The Bullet Journal Method is about much more than organizing your notes and to-do lists. It’s about what Carroll calls “intentional living”: weeding out distractions and focusing your time and energy in pursuit of what’s truly meaningful, in both your work and your personal life. It’s about spending more time with what you care about, by working on fewer things. His new book shows you how to…
*Track the past: Using nothing more than a pen and paper, create a clear and comprehensive record of your thoughts.
*Order the present: Find daily calm by tackling your to-do list in a more mindful, systematic, and productive way.
*Design the future: Transform your vague curiosities into meaningful goals, and then break those goals into manageable action steps that lead to big change.
Carroll wrote this book for frustrated list-makers, overwhelmed multitaskers, and creatives who need some structure. Whether you’ve used a Bullet Journal for years or have never seen one before, The Bullet Journal Method will help you go from passenger to pilot of your own life.”
Note to Self: On Keeping a Journal and Other Dangerous Pursuits by Samara O’Shea
“Much like she did with correspondence in her first book, For the Love of Letters, in Note to Self Samara O’Shea shows why journal-writing is fun and effective. In a hip and accessible voice, O’Shea shows how the journal is a great tool to help readers learn and grow, uncover their motivations, and come face to face with their own realities.
Each chapter includes one of O’Shea’s journal entries from throughout her life, which are alternately moving, edgy, and hilarious; suggestions on writing techniques (including blogging); exercises and tips on how to enrich the journal-writing experience, and the journal entry of a notorious diarist, including some from Tennessee Williams, Anaïs Nin, and model Gia Carangi, whose life was the inspiration for the HBO movie Gia starring Angelina Jolie.”

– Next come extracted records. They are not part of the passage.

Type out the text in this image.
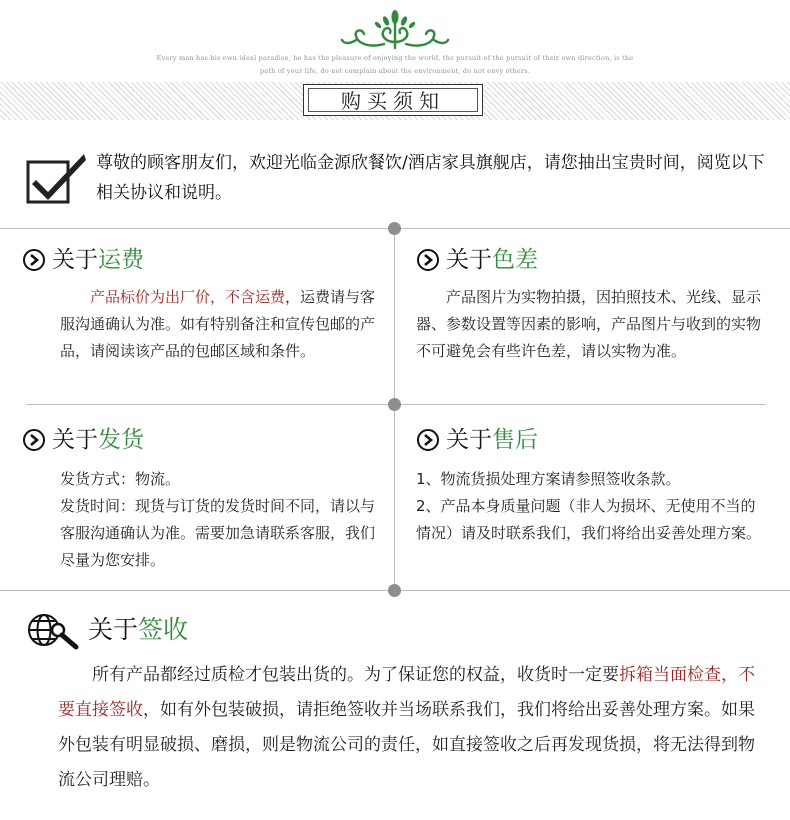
Every man has his own ideal paradise, he has the pleasure of enjoying the world, the pursuit of the pursuit of their own direction, is the
path of your life, do not complain about the environment, do not envy others.
购买须知
尊敬的顾客朋友们，欢迎光临金源欣餐饮/酒店家具旗舰店，请您抽出宝贵时间，阅览以下相关协议和说明。
关于运费
　　产品标价为出厂价，不含运费，运费请与客服沟通确认为准。如有特别备注和宣传包邮的产品，请阅读该产品的包邮区域和条件。
关于色差
　　产品图片为实物拍摄，因拍照技术、光线、显示器、参数设置等因素的影响，产品图片与收到的实物不可避免会有些许色差，请以实物为准。
关于发货
发货方式：物流。
发货时间：现货与订货的发货时间不同，请以与客服沟通确认为准。需要加急请联系客服，我们尽量为您安排。
关于售后
1、物流货损处理方案请参照签收条款。
2、产品本身质量问题（非人为损坏、无使用不当的情况）请及时联系我们，我们将给出妥善处理方案。
关于签收
　　所有产品都经过质检才包装出货的。为了保证您的权益，收货时一定要拆箱当面检查，不要直接签收，如有外包装破损，请拒绝签收并当场联系我们，我们将给出妥善处理方案。如果外包装有明显破损、磨损，则是物流公司的责任，如直接签收之后再发现货损，将无法得到物流公司理赔。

Keeping a Nature Journal: Discover a Whole New Way of Seeing the World Around You by Clare Walker Leslie and Charles E. Roth
“Experience the splendor of nature with fresh eyes! Featuring an inspiring portfolio from Clare Walker Leslie’s nature journals, this guide offers easy-to-learn techniques for capturing the world around you in pictures and words. Encouraging you to make journaling a part of your daily routine, Keeping a Nature Journal is full of engaging exercises and stimulating prompts that will help you hone your powers of observation and appreciate new aspects of nature’s endlessly varied beauty.”
Drawing Your Life: Learn to See, Record, and Appreciate Life’s Small Joys by Michael Nobbs
“Observe. Record. Reflect. Create a visual record of your days. Informed by the author’s personal philosophy of “Sustainable Creativity,” this guided journal encourages creative people-from doodlers and sketchers to fine artists and graphic designers-to develop their artistic impulses and discover their own inspirations through observing and recording-in pictures and words-the ordinary objects in their lives. The book comprises prompts and ideas for things to draw, books to read, items and ideas to collect, and adventures and encounters to pursue. Illustrated with the author’s own colorful artwork and observations, Drawing Your Life provides plenty of space for readers to include their own drawings and ruminations so that it becomes not only a record of the reader’s journey but also a means for each reader to gain true insight into their own lives and motivations.”